High  ┤  ████ ████ ████ ░░░░
      │
      │                      FAIL
Low   ┤                        │
      │                        ↓
      │                  Hard Abort
      │                        ↓
High  ┤                  Re-binding
      │                        │
      │              ████ ████ ████ ░░░░
      └─────────────────────────────────→ Turns
           Cycle A             Cycle B

Operational Summary

Element Role
Anchor Image Primary convergence attractor
Minimal Prompt Auxiliary identity constraint
Identity Gates Operational validation (Face ∧ Skeleton ∧ Proportion)
Hard Abort Drift containment — immediate termination
Re-binding Anchor re-injection to restart convergence
Cycle Bounded convergence window

CIP does not control the model.
It controls the conditions under which the model converges.


See: Technical Mechanism for theoretical framing.
See: Quality Gate Addendum for gate definitions.

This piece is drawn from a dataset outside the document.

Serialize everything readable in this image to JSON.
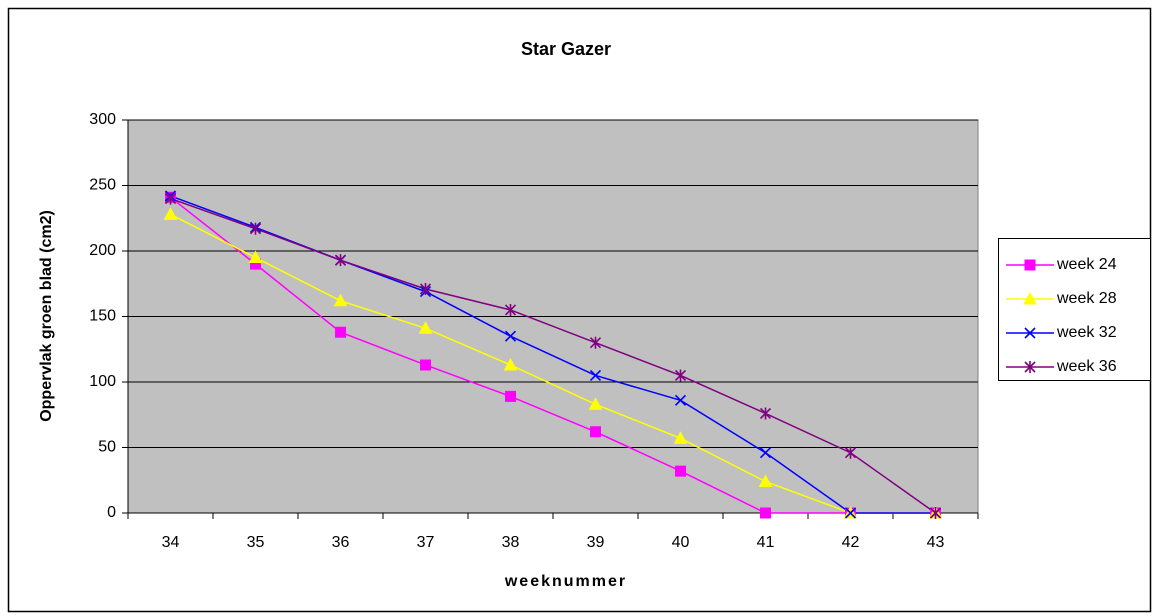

7. Persistent Anchor Layer (PAL) — Cross-Platform Architecture

PAL extends CIP’s inference-time anchoring into cross-session infrastructure.

PAL Layer Hierarchy

PAL (Persistent Anchor Layer)
  └── HDLA (High-Density Latent Anchoring)
        └── ARCM (Anchor Re-Convergence Method)

Platform Mapping

┌─────────────────────────────────────────────────────────────┐
│                  PAL — Cross-Platform View                  │
├──────────────┬──────────────────────┬───────────────────────┤
│   Platform   │    PAL Feature       │   CIP Layer           │
├──────────────┼──────────────────────┼───────────────────────┤
│  ChatGPT     │  Library (PDF/files) │  PAL Infrastructure   │
├──────────────┼──────────────────────┼───────────────────────┤
│  Claude      │  Project Files       │  PAL Infrastructure   │
├──────────────┼──────────────────────┼───────────────────────┤
│  Gemini      │  Context Caching     │  PAL Infrastructure   │
│              │  Gems / Ref Files    │  HDLA                 │
│              │  System Instructions │  ARCM Logic           │
└──────────────┴──────────────────────┴───────────────────────┘

Session Lifecycle with PAL

flowchart TD
    PAL["PAL — Persistent Anchor Layer
    (Library / Project Files / Context Cache)"]

    S1[Session Start]
    LOAD[Load Anchor + UID from PAL]
    GEN[Generate]
    GATE{Identity Gates}
    PASS[Accept Output]
    ABORT[Hard Abort]
    REBIND[Re-bind from PAL]
    END[Session End]

    PAL -->|provides anchor| S1
    S1 --> LOAD
    LOAD --> GEN
    GEN --> GATE
    GATE -->|PASS| PASS
    GATE -->|FAIL| ABORT
    ABORT --> REBIND
    REBIND -->|anchor restored from PAL| GEN
    PASS --> END

PAL eliminates full re-injection at session start and provides a stable anchor recovery source across Hard Abort cycles.